If you remember, when Bosh returned from his abdominal injury in the playoffs, Battier took Haslem's spot in the starting lineup. The Heat won five of their first six playoff games last season with Haslem starting next to James, Bosh, Mario Chalmers and Dwyane Wade, so the Heat know it can be a successful blueprint.
But starting Haslem would indicate a departure from the Heat's game plan. The talents of the Big Three could temporarily hide the fact that Haslem's jumper has been off for two seasons now. To put it in perspective, on a per-40 minute basis, Haslem shot 5.8 jumpers from 16-to-23 feet and made 48 percent of them before hurting his foot in 2010-11, according to Hoopdata.com. This season? He's down to 2.3 jumpers per 40 minutes and a 31 percent conversion rate. Translation: He's taking fewer and making fewer.

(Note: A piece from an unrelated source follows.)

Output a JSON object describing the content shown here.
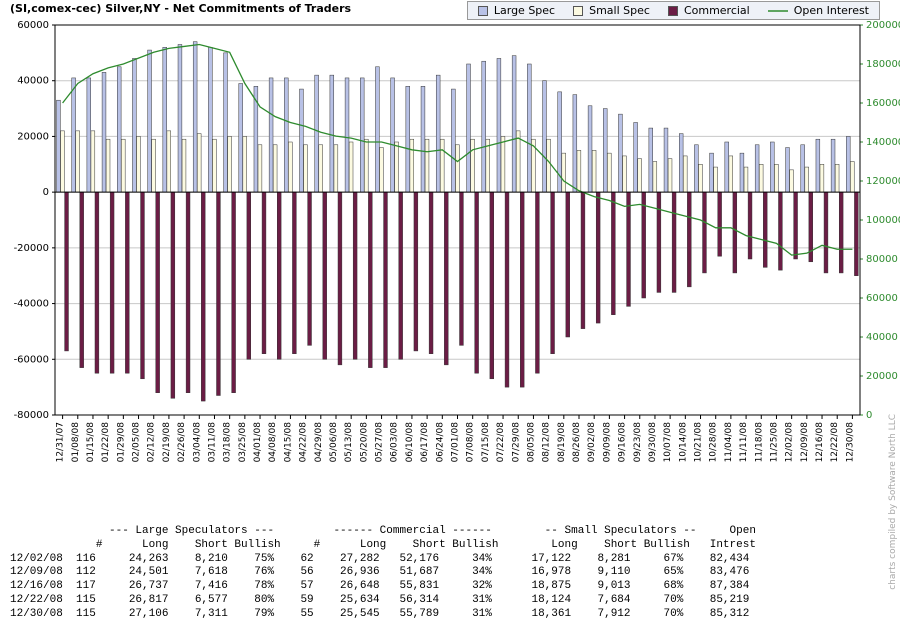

Haslem brings leadership, above-average rebounding chops and solid defense to the table, which could give him the upper-hand over Lewis. But ultimately, he is not a proxy for Battier in the least and Spoelstra will probably put a premium on continuity. Haslem is a lot of things, but a floor-spacer, he is not.
3. The square-one choice: Joel Anthony.
Putting Anthony back into the starting lineup would mean one thing and one thing only: Spoelstra desperately wants to fix the defense. The Heat's defense currently ranks 23rd in the NBA, which is embarrassingly low for the Heat organization that prides itself on that end of the floor. Anthony makes Haslem look like Steve Kerr out there and his complete lack of range compromises the Heat's attack, but he detonates opposing pick-and-rolls better than anybody on the Heat, and that's no small thing.
The good news is this: the Heat's defense becomes 3.7 points per 100 possessions stingier when Anthony has played this season. The bad news? The offense is 14.2 points worse every 100 possessions. Much of that is due to the reserves that he plays with, but Anthony has joined a long list of Heat centers of the Big Three era that went from starter to benchwarmer seemingly overnight. Following in the footsteps of Zydrunas Ilgauskas and Erick Dampier, Anthony has been nailed to the bench ever since his demotion in the playoffs and has essentially been reduced to an emergency defensive specialist.
To illustrate Miami's radical shift in philosophy this offseason, consider this: the Heat's most-used lineup by far last season featured Anthony as a starter, and it has played exactly once together so far this season. That only lasted three minutes. If Spoelstra chooses Anthony, he would effectively reset to a pre-championship edition of the Heat. Such a move might not sit well with Spoelstra. But neither does the 23rd ranking on defense.